Thursday, May 1, 2014

Window on Eurasia: Moscow Will Face a Partisan War if It Moves Deeper into Ukraine, Shukhevich Says



Paul Goble

            Staunton, May 1 – Ukrainians have “enormous experience” with partisan war and will draw on it if Kyiv surrenders any more Ukrainian territory to Russia or if Moscow seizes any on its own, according to Yury Shukhevich, the leader of the Ukrainian National Assembly-Ukrainian National Self Defense (UNO-UNSO) organization.

            Shukhevich and the UNO-UNSO are often dismissed as marginal figures, but his argument here may be important because the prospect of facing such resistance is probably among most important factors keeping Moscow from moving to annex larger parts of Ukraine. (gordonua.com/news/separatism/-SHuhevich-V-Ukraine-ogromnyy-opyt-partizanskoy-borby-my-razorvem-Rossiyu-iznutri-20551.html).

            As many countries have learned, it is one thing to seize territory; it is quite another thing to pacify it, especially if a significant portion of the population is antagonistic and prepared to engage in partisan war.  The number of troops, the amount of money, and the time required for the second are all far greater than for the first.

            Shukhevich, the son of the commander of the Ukrainian Partisan Army and a man who spent 31 years in Soviet camps, said yesterday that he “would not be surprised if the current Ukrainian authorities will surrender [even] Lviv and Uzhgorod,” two cities in the far western portion of Ukraine.

            “The Ukrainian government and parliament don’t work as is clear with regard to the situation in the southeastern part of the country.  Now they have ‘surrendered’ the Donbas just as they did earlier Crimea,” he said, adding that he had “no answer” as to why they had felt that they had to act that way. And tomorrow, they may hand over even more.

            Ukrainian President  Aleksandr Turchinov, Shukhevich continued, had not acted soon enough in the east and should have changed the leaders of the Ukrainian force structures there “much earlier and not in the very midst of the conflict.” Indeed, he should have replaced the militia in the east with men from Vinnitsa, Cherkassk, and Zhiromyr oblasts.

            But if the Ukrainian government doesn’t want to fight or feels it can’t, that not the case with the Ukrainian people. The 45 million of them have “a historical memory about conducting partisan wars,” and consequently, “if Russian forces advance into continental Ukraine, they will get a new Chechen war, one more terrible than the original.”

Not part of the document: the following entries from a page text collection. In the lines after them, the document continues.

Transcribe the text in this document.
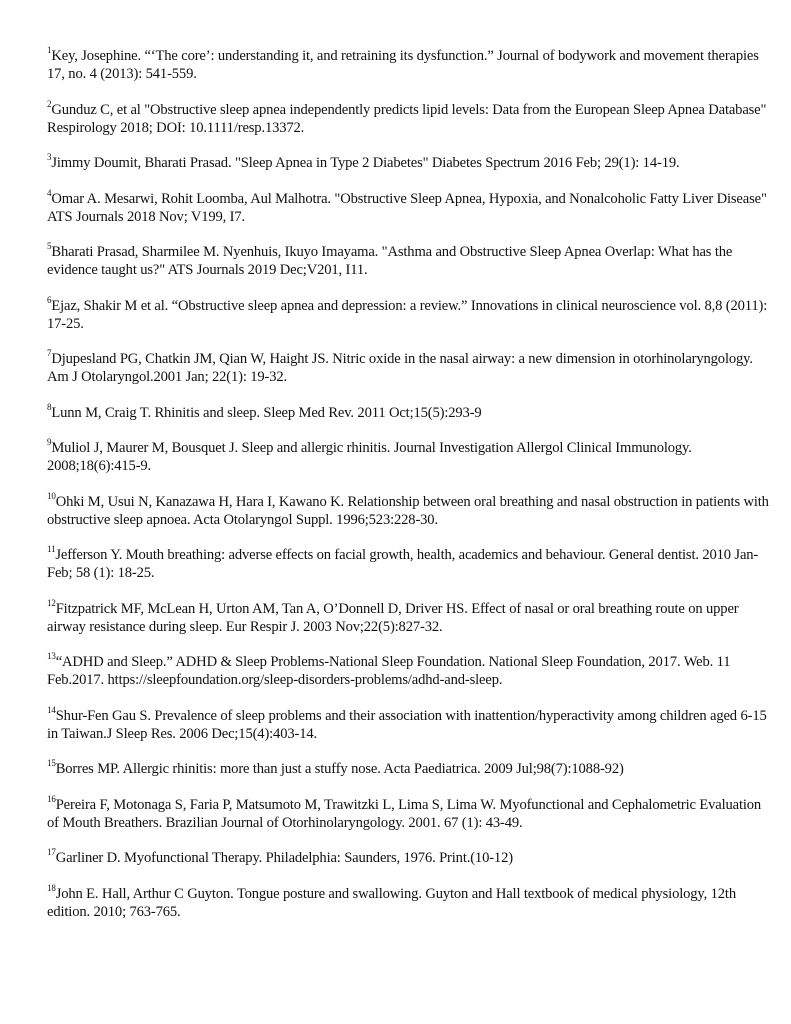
$^1$Key, Josephine. “‘The core’: understanding it, and retraining its dysfunction.” Journal of bodywork and movement therapies 17, no. 4 (2013): 541-559.
$^2$Gunduz C, et al "Obstructive sleep apnea independently predicts lipid levels: Data from the European Sleep Apnea Database" Respirology 2018; DOI: 10.1111/resp.13372.
$^3$Jimmy Doumit, Bharati Prasad. "Sleep Apnea in Type 2 Diabetes" Diabetes Spectrum 2016 Feb; 29(1): 14-19.
$^4$Omar A. Mesarwi, Rohit Loomba, Aul Malhotra. "Obstructive Sleep Apnea, Hypoxia, and Nonalcoholic Fatty Liver Disease" ATS Journals 2018 Nov; V199, I7.
$^5$Bharati Prasad, Sharmilee M. Nyenhuis, Ikuyo Imayama. "Asthma and Obstructive Sleep Apnea Overlap: What has the evidence taught us?" ATS Journals 2019 Dec;V201, I11.
$^6$Ejaz, Shakir M et al. “Obstructive sleep apnea and depression: a review.” Innovations in clinical neuroscience vol. 8,8 (2011): 17-25.
$^7$Djupesland PG, Chatkin JM, Qian W, Haight JS. Nitric oxide in the nasal airway: a new dimension in otorhinolaryngology. Am J Otolaryngol.2001 Jan; 22(1): 19-32.
$^8$Lunn M, Craig T. Rhinitis and sleep. Sleep Med Rev. 2011 Oct;15(5):293-9
$^9$Muliol J, Maurer M, Bousquet J. Sleep and allergic rhinitis. Journal Investigation Allergol Clinical Immunology. 2008;18(6):415-9.
$^{10}$Ohki M, Usui N, Kanazawa H, Hara I, Kawano K. Relationship between oral breathing and nasal obstruction in patients with obstructive sleep apnoea. Acta Otolaryngol Suppl. 1996;523:228-30.
$^{11}$Jefferson Y. Mouth breathing: adverse effects on facial growth, health, academics and behaviour. General dentist. 2010 Jan- Feb; 58 (1): 18-25.
$^{12}$Fitzpatrick MF, McLean H, Urton AM, Tan A, O’Donnell D, Driver HS. Effect of nasal or oral breathing route on upper airway resistance during sleep. Eur Respir J. 2003 Nov;22(5):827-32.
$^{13}$“ADHD and Sleep.” ADHD & Sleep Problems-National Sleep Foundation. National Sleep Foundation, 2017. Web. 11 Feb.2017. https://sleepfoundation.org/sleep-disorders-problems/adhd-and-sleep.
$^{14}$Shur-Fen Gau S. Prevalence of sleep problems and their association with inattention/hyperactivity among children aged 6-15 in Taiwan.J Sleep Res. 2006 Dec;15(4):403-14.
$^{15}$Borres MP. Allergic rhinitis: more than just a stuffy nose. Acta Paediatrica. 2009 Jul;98(7):1088-92)
$^{16}$Pereira F, Motonaga S, Faria P, Matsumoto M, Trawitzki L, Lima S, Lima W. Myofunctional and Cephalometric Evaluation of Mouth Breathers. Brazilian Journal of Otorhinolaryngology. 2001. 67 (1): 43-49.
$^{17}$Garliner D. Myofunctional Therapy. Philadelphia: Saunders, 1976. Print.(10-12)
$^{18}$John E. Hall, Arthur C Guyton. Tongue posture and swallowing. Guyton and Hall textbook of medical physiology, 12th edition. 2010; 763-765.
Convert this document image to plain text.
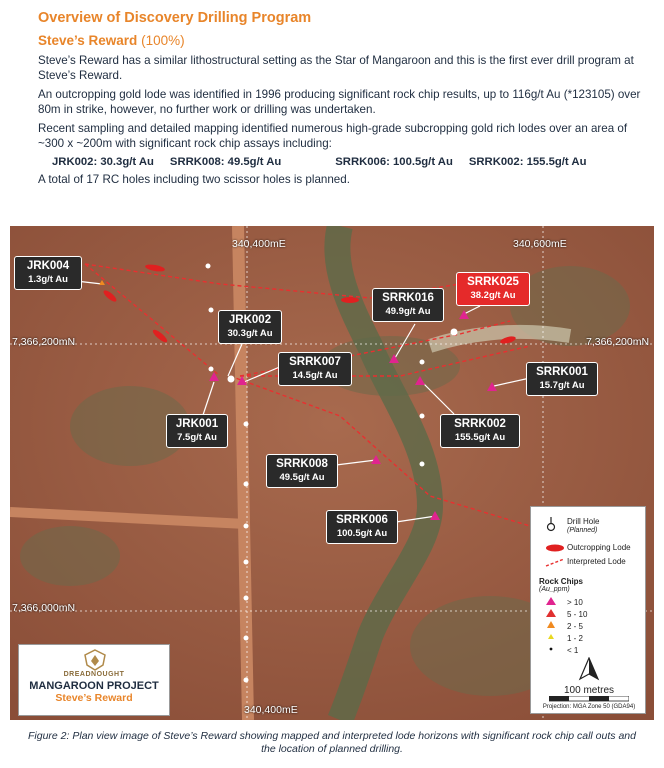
Overview of Discovery Drilling Program
Steve’s Reward (100%)

Steve’s Reward has a similar lithostructural setting as the Star of Mangaroon and this is the first ever drill program at Steve’s Reward.

An outcropping gold lode was identified in 1996 producing significant rock chip results, up to 116g/t Au (*123105) over 80m in strike, however, no further work or drilling was undertaken.

Recent sampling and detailed mapping identified numerous high-grade subcropping gold rich lodes over an area of ~300 x ~200m with significant rock chip assays including:

JRK002: 30.3g/t Au SRRK008: 49.5g/t Au	SRRK006: 100.5g/t Au SRRK002: 155.5g/t Au

A total of 17 RC holes including two scissor holes is planned.

340,400mE	340,600mE
7,366,200mN	7,366,200mN
7,366,000mN
340,400mE
JRK004
1.3g/t Au
JRK002
30.3g/t Au
SRRK016
49.9g/t Au
SRRK025
38.2g/t Au
SRRK007
14.5g/t Au	SRRK001
15.7g/t Au
JRK001
7.5g/t Au
SRRK002
155.5g/t Au
SRRK008
49.5g/t Au
SRRK006
100.5g/t Au
Drill Hole
(Planned)
Outcropping Lode
Interpreted Lode
Rock Chips
(Au_ppm)
> 10
5 - 10
2 - 5
1 - 2
< 1
100 metres
Projection: MGA Zone 50 (GDA94)
DREADNOUGHT
MANGAROON PROJECT
Steve’s Reward
Figure 2: Plan view image of Steve’s Reward showing mapped and interpreted lode horizons with significant rock chip call outs and the location of planned drilling.
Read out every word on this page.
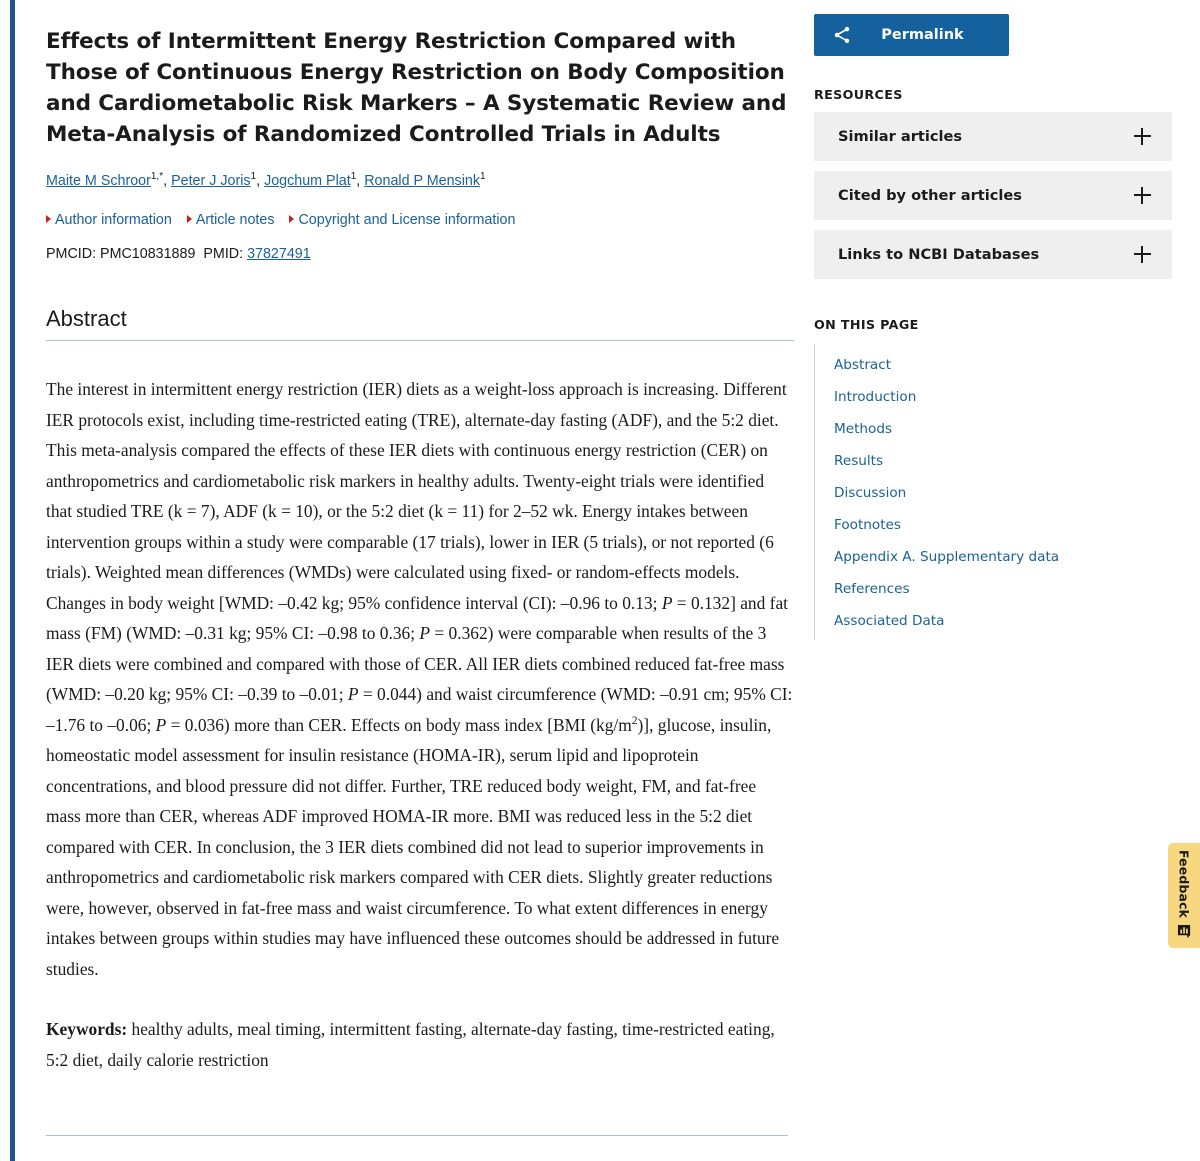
Effects of Intermittent Energy Restriction Compared with Those of Continuous Energy Restriction on Body Composition and Cardiometabolic Risk Markers – A Systematic Review and Meta-Analysis of Randomized Controlled Trials in Adults
Maite M Schroor$^{1,*}$, Peter J Joris$^1$, Jogchum Plat$^1$, Ronald P Mensink$^1$
Author information Article notes Copyright and License information
PMCID: PMC10831889 PMID: 37827491
Abstract

The interest in intermittent energy restriction (IER) diets as a weight-loss approach is increasing. Different IER protocols exist, including time-restricted eating (TRE), alternate-day fasting (ADF), and the 5:2 diet. This meta-analysis compared the effects of these IER diets with continuous energy restriction (CER) on anthropometrics and cardiometabolic risk markers in healthy adults. Twenty-eight trials were identified that studied TRE (k = 7), ADF (k = 10), or the 5:2 diet (k = 11) for 2–52 wk. Energy intakes between intervention groups within a study were comparable (17 trials), lower in IER (5 trials), or not reported (6 trials). Weighted mean differences (WMDs) were calculated using fixed- or random-effects models. Changes in body weight [WMD: –0.42 kg; 95% confidence interval (CI): –0.96 to 0.13; P = 0.132] and fat mass (FM) (WMD: –0.31 kg; 95% CI: –0.98 to 0.36; P = 0.362) were comparable when results of the 3 IER diets were combined and compared with those of CER. All IER diets combined reduced fat-free mass (WMD: –0.20 kg; 95% CI: –0.39 to –0.01; P = 0.044) and waist circumference (WMD: –0.91 cm; 95% CI: –1.76 to –0.06; P = 0.036) more than CER. Effects on body mass index [BMI $(kg/m^2)$], glucose, insulin, homeostatic model assessment for insulin resistance (HOMA-IR), serum lipid and lipoprotein concentrations, and blood pressure did not differ. Further, TRE reduced body weight, FM, and fat-free mass more than CER, whereas ADF improved HOMA-IR more. BMI was reduced less in the 5:2 diet compared with CER. In conclusion, the 3 IER diets combined did not lead to superior improvements in anthropometrics and cardiometabolic risk markers compared with CER diets. Slightly greater reductions were, however, observed in fat-free mass and waist circumference. To what extent differences in energy intakes between groups within studies may have influenced these outcomes should be addressed in future studies.

Keywords: healthy adults, meal timing, intermittent fasting, alternate-day fasting, time-restricted eating, 5:2 diet, daily calorie restriction

Permalink
RESOURCES
Similar articles
Cited by other articles
Links to NCBI Databases
ON THIS PAGE
Abstract
Introduction
Methods
Results
Discussion
Footnotes
Appendix A. Supplementary data
References
Associated Data
Feedback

            And that will have an impact on Russia itself: “an underground and partisan struggle” in Ukraine “will become a detonator” that will “blow up the Russian Federation from the inside.”

            At a time when many in Kyiv are talking openly about Ukraine’s defeat in the east and even the impossibility of opposing Russian forces, Shukhevich’s argument is worth keeping in mind as is the one presented by Andrey Arkhangelsky about a fundamental shift in Ukrainian thinking at the popular level (colta.ru/articles/society/3075).

            On the basis of his travels in Lviv and elsewhere in western Ukraine, the journalist draws three conclusions: First, the Russian threat is “playing into the hands of the old nationalism” because “militarism and nationalism always working as a pair.” In short, “Russian pressure is strengthening the position of local nationalists.”

            Second, this nationalism is not being driven because people have memories direct or otherwise to the pre-Soviet past but rather because they very much have memories of the fact that “nothing in history lasts forever” and that one of the reasons the Russians won before was because their ancestors “sat quietly by their radio sets” rather than acting.

            And third, Arkhangelsky says, “when ‘history’ begins, the residents of small countries, who are non-political always feel themselves passive participants, objects not subjects.” But now “for the first time,” Ukrainians “themselves have become the subject and even the catalyst of history.”

            “They didn’t intend to go so far,” he suggests, “and it seems that they cannot understand what this means and how they should relate to it.  But,” he concludes, “there is already no path back.” And that is something they very much do understand, even if the governments in Kyiv and other capitals do not.